We’re growing closer and closer to the concept of “digital twins,” copies of ourselves that exist in and interact with the digital space. You know your favorite social network? That’s the first baby step. We’re already accustomed to a world of digital copies. Soon they’ll do more than act as profiles and projections of our lives. They’ll mimic our beliefs and our needs. They’ll act like we do. They’ll think like we do.

And most importantly, they’ll buy like we do.

We’re looking at a not-so-distant world of digital where perfect copies of our behaviors (and assumed needs and wants) direct the entire decision cycle for us. Sure, we’ll need to figure out how to teach them to think like people and interact like computers. But with Apple’s Siri and Microsoft’s Cortana, we’re seeing the foundation of digital interaction on a level unlike anything before.

A digital world where machines make the decisions sounds crazy, but it’s not.

Because M2M marketing will be the key to making it all work.

B2C vs. M2M

This may all sound like some kind of strange Orwellian future. Some distant Jetsons future-scape.

But it’s coming. As marketers, we need to prepare; and we can start by asking some basic questions.

How do machines and algorithms learn to “trust” each other? How does marketing to a machine differ from marketing to a person?

Programmatic advertising as we know it leans on data from hundreds, thousands, or even millions of people over time to identify trends in behavior. To begin launching M2M campaigns, we’ll need to rethink the playbook, so to speak. We’ll still need to include the decades of user research and behavioral modeling publishers and advertisers have now, but that won’t be enough.

Humans are driven by emotional needs and wants. We connect with aesthetic or story elements in advertising and use those intuitions to inform our choices. We remember the brands that make us laugh and cry. We hum catchy jingles in the shower. We find our eyes drawn to bold logos and elegant packaging.

Machines don’t.

Whatever takes over will likely have a wildly different buyer journey than its human counterpart would. A machine might skip parts of the funnel entirely if it deems them inefficient or seemingly "off course" — because logic is the sole motivator. It won’t ask its friends for recommendations the way we would. It won’t add things to its digital cart and then forget about them.

To mend this divide, we’ll start to see a hybrid of preferences we set within our devices, some SEO-like approach that helps machines find, understand, and trust other machines (think: semantic search combined with schema type markups on steroids), and we’ll start seeing behind the scenes deals between brands.

But it won’t all happen at once.

The Near & Distant Future of M2M

The immediate returns of M2M marketing will materialize in innovations like Amazon’s anticipatory shipping, where the retail giant will pre-pack items for shipping according to an algorithm based on your order history and trends. Small test concepts like this will start to become everyday norms, leading the way to a more connected and automated world.
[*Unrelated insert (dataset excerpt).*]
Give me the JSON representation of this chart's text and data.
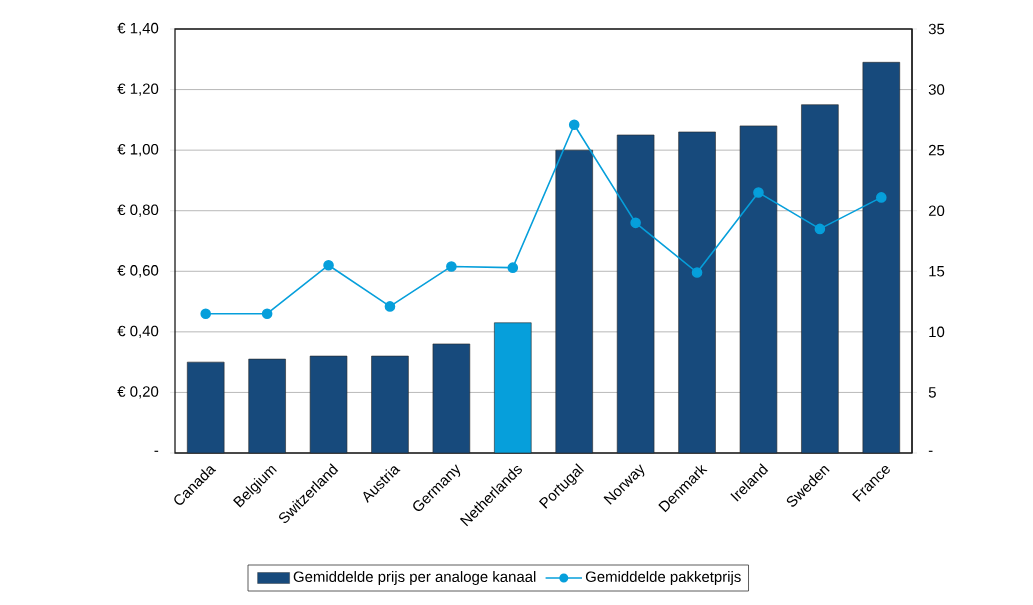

It’s important to remember, though, that the smartest objects and machines won’t simply buy, sell, and replace. That’s how things will start. But they’ll soon do much more. They’ll think. They’ll learn. They’ll evolve. They’ll “help” us make better decisions. But, to do this, they have to be connected to the newly converged online and offline worlds.

They’ll need to be able to discover, evaluate, and test products. These AI-powered devices will have to learn how to read human reviews, delineate between marketing and word of mouth, and know when to ask for help. And they’ll consume both content and advertising, in whatever forms they end up taking.

A smarter, more automated world will soon be a reality. Sooner than we think.

It’s time for marketers to start getting ready.